Japan’s economy has stalled out; several European countries economy has stalled out: and we may have seen this week the first crack in China’s predicted inability to sustain their growth.  All of these situations impact the United States – EITHER in 20th century culture OR in the world in which we live today.  What is your plan to address the impact of this?   

And by the way, has anyone shared that sending all the men to war and putting the women to work in factories to make 70 year old war tools is NOT the path to success in getting us out of this “Great Recession” ?  That may be the way we recovered the last time we suffered through an economic disaster as great as the last one we suffered through under George W, but another World War is not the solution in the 21st century.  And then there is…1929…2008.  I wonder what they had in common when we crashed?!!  Oh yes, Republican leadership, I believe.

All that on Foreign Policy matters and we have not addressed the economy yet..Ryan’s Plan we know – sort of, but Romney has his own plan?  Not so much.  All we really know is that the projection to get debt under control was in the year 2060 if we follow the Ryan plan…which, under pressure, he reduced to 2040.   I’m having a hard time with that too.  It is unacceptable that a two year drop through 2008-2009 has not been fixed by Obama in the past 2.5 years of his first term…and yet, it will take Romney/Ryan  28 years to get it done if we implement one of their plans? 

In short, boys, foreign policy and economics are inseparable in our globilized world of today.



July 29, 2012


Sorry to see this man retire!

I first heard the name a decade ago when Bush and the neo-cons were hatching their Iraq War Plans/  Crocker was co-author of “The Perfect Storm” – a memorandum defining risk of a U.S. Invasion of Iraq.  Yes, the ignored analysis that predicted accurately the disintegration of Iraqi society that did, indeed, take place!

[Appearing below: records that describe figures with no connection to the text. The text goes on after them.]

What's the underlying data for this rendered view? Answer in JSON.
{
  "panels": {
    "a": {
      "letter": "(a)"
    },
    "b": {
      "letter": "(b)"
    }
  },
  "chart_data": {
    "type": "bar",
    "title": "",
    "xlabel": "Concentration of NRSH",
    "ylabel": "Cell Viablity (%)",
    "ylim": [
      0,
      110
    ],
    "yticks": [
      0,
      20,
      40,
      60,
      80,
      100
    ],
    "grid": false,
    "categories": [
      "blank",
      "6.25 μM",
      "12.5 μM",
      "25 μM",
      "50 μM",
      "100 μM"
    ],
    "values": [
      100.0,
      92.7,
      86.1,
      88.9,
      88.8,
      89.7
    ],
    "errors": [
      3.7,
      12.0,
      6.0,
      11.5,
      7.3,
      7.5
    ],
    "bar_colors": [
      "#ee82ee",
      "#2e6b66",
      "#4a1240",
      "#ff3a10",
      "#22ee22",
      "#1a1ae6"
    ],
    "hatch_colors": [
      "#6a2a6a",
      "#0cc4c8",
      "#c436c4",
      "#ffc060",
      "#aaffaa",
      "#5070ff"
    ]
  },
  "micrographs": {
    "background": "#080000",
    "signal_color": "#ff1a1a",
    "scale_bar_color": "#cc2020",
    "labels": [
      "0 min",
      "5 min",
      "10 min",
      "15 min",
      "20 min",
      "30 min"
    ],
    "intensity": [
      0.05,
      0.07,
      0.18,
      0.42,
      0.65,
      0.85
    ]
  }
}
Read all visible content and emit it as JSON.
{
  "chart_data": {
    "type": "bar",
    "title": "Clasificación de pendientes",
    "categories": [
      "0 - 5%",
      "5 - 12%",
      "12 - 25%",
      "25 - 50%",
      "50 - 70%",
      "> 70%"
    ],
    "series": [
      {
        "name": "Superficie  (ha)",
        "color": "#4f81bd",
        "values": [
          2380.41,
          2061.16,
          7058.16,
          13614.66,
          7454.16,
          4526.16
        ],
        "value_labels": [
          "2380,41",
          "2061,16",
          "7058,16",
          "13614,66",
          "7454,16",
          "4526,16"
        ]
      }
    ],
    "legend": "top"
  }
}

Five years later, the Bushies with no other option, had to call on him for help to “fix the deadly situation.”

As ambassador, first in Iraq and then in Afghanistan, he worked to build trust with local leaders, understood intimidation would not work, and showed compassion towards the ordinary citizens caught in the life-threatening and political power struggles.  That was a rarity for Bush and Neo-cons –which  I repeatedly point out is reflected when we recite the cost of war and only mention deaths of AMERICAN soldiers, and not who we killed, or were killed by others because of our presence.

He suggests we need to learn the lessons of our recent past as we weigh military options for the future- including plans for Syria and Iran.

We’re a superpower, we don’t fight on our territory, but that means you are in somebody else’s stadium, playing by somebody else’s ground rules, and you have to understand the environment, the history, the politics of the country you wish to intervene in.

Good advice.  I THINK Obama gets this; I KNOW the neo-cons advising Romney do not.  And where those that support Romney stand, I have no idea.

In any case, I think it worthwhile to repeat three thoughts from Crocker as found in the Strib:

  1.        Remember the law of unintended consequences
  2.        Recognize the limits of the United States actual capabilities
  3.        Understand getting out of a conflict once you are in can often be dangerous and as destructive for the country as the original conflict.

And to those I would add: If you don’t have money to pay for it, you can’t just charge ten plus years of war, residual damage, and long-term impacts on the US soldiers and families involved to your successor. 

You fooled us once…I hope we learned not to trust you again.